172. In light of the above, in exercise of our plenary jurisdiction, we direct the CBSE to process the applications for correction or change, as the case may be, in the certificate issued by it in the respective cases under consideration. Even other pending applications and future applications for such request be processed on the same lines and in particular the conclusion and directions recorded hitherto in paragraphs 170 and 171, as may be applicable, until amendment of relevant Byelaws. Additionally, the CBSE shall take immediate steps to amend its relevant Byelaws so as to incorporate the stated mechanism for recording correction or change, as the case may be, in the certificates already issued or to be issued by it."

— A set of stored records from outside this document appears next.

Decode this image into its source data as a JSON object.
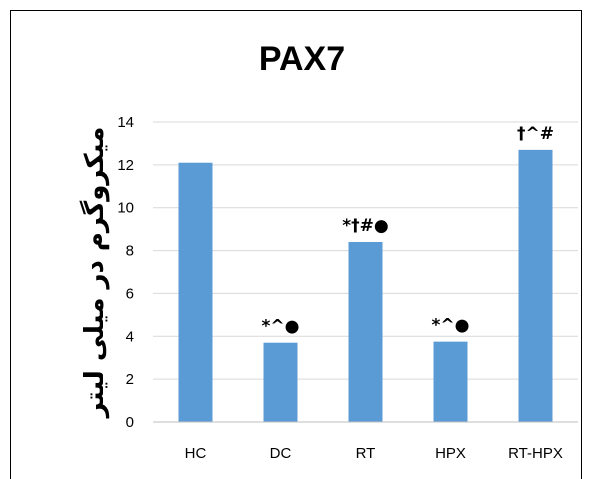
{
  "chart_data": {
    "type": "bar",
    "title": "PAX7",
    "ylabel": "میکروگرم در میلی لیتر",
    "xlabel": "",
    "categories": [
      "HC",
      "DC",
      "RT",
      "HPX",
      "RT-HPX"
    ],
    "values": [
      12.1,
      3.7,
      8.4,
      3.75,
      12.7
    ],
    "annotations": [
      "",
      "*^●",
      "*†#●",
      "*^●",
      "†^#"
    ],
    "ylim": [
      0,
      14
    ],
    "yticks": [
      0,
      2,
      4,
      6,
      8,
      10,
      12,
      14
    ],
    "grid": true,
    "legend": "none",
    "bar_color": "#5b9bd5"
  }
}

7. In my view above law would be equally applicable to the National Institute of Open Schooling as well. The broad principles qua correction at the instance of students in the academic certificates are fully attracted in rspect of all such statutory bodies that perform public functions. The principles of law laid in the aforesaid judgment is aimed at removing unnecessarily created fetters upon public bodies in discharging their public functions in larger public interest. Vide paragraphs 136, 137 and 139, the Supreme Court has discussed law on the issue thus:-

"139. Law gives no recognition to an act of shunning essential duties by an entity of the State. There is a settled body of cases which expounds that a body entrusted with essential public functions cannot unduly put fetters on its powers. In Indian Aluminium Company51, this Court noted the proposition thus:
"12. This case was followed by Russell. J. in York Corporation v. Henry Leetham & Sons Ltd.52. There, the plaintiff­ corporation was entrusted by statute with the control of navigation in part of the rivers Ouse and Fose with power to charge such tolls within limits, as the corporation deemed necessary to carry on the two navigations in which the public had an interest. The corporation made two contracts with the defendants under which they agreed to accept, in consideration of the right to navigate the Ouse, a regular annual payment of £600 per annum in place of the authorised tolls. The contract in regard to navigation of the Fose was on similar lines. It was held by Russell, J. that the contracts were ultra vires and void because under them the corporation had disabled itself, whatever emergency might arise, from exercising its statutory powers to increase tolls as from time to time might be necessary. The learned Judge, after citing Ayr Harbour's case53 and another case Straffordshire and 51 supra at Footnote No.6 52 (1924) 1 Ch 557 53(1883) 8 App 623 Worcestershire Canal Navigation v. Birmingham Canal Navigation54 observed:
The same principle underlies many other cases which show the incapacity of a body charged with statutory powers for public purposes to divest itself of such powers or to fetter itself in the use of such powers.
13. Finally Lord Parker, C.J. said in Southend­on­Sea Corporation v. Hodgson (Wickford) Ltd.55:
There is a long line of cases to which we have not been specifically referred which lay down that a public authority cannot by contract fetter the exercise of its discretion." (emphasis supplied) Similar proposition is enunciated in J.K. Aggarwal56 In the context of CBSE, the Delhi High Court in Dhruva Parate57 noted how CBSE has created self­imposed restrictions in its Byelaws by permitting no change of name. The Court deprecated this exercise of discretion and noted thus:

"8. The interests of efficiency of an organization ordinarily determine the guidelines that have to be administered; yet when they constrain the authorities of the organization, which is meant to sub­serve the general public, from doing justice, in individual cases, the guidelines become self­defeating. In such cases, as in the present one, the end result would mean that the petitioner would be left with two certificates with different names and a whole lifetime spent possibly on explaining the difference - hardly conducive to him, reflecting the inadequacy in the system." 541866 LR 1 HL 254 551961 2 All ER 46 56 supra at Footnote No.7 57 supra at Footnote No.4 In light of the above discussion, we must note that there are no restrictions on the power of CBSE to permit change of name. The Constitution, Resolution and Regulations are functional documents of the Board and none of these documents provide for any such fetters. Therefore, in the exercise of its discretion, the Board cannot put fetters on its duties so as to cause grave prejudice to the students with legitimate causes for changing their certificates. The exercise of discretion in this negative manner would be arbitrary and unreasonable, at best"

8. In view of the above, the respondents are, therefore, directed to reconsider the matter. If the petitioner submits relevant public documents including the high school and B.Sc. marks-sheet-cum-certificates within a period of four weeks from today before the Regional Director, Allahabad, he shall forward the requisite papers after due verification within a week, to the higher authorities to do the needful without getting prejudiced by the decision already taken by it. Necessary correction should be carried out and corrected document shall be issued within a period of six weeks thereafter. The above directions are issued looking to the special facts and circumstances of the case.
9. With the above observations and directions, the writ petition is disposed of.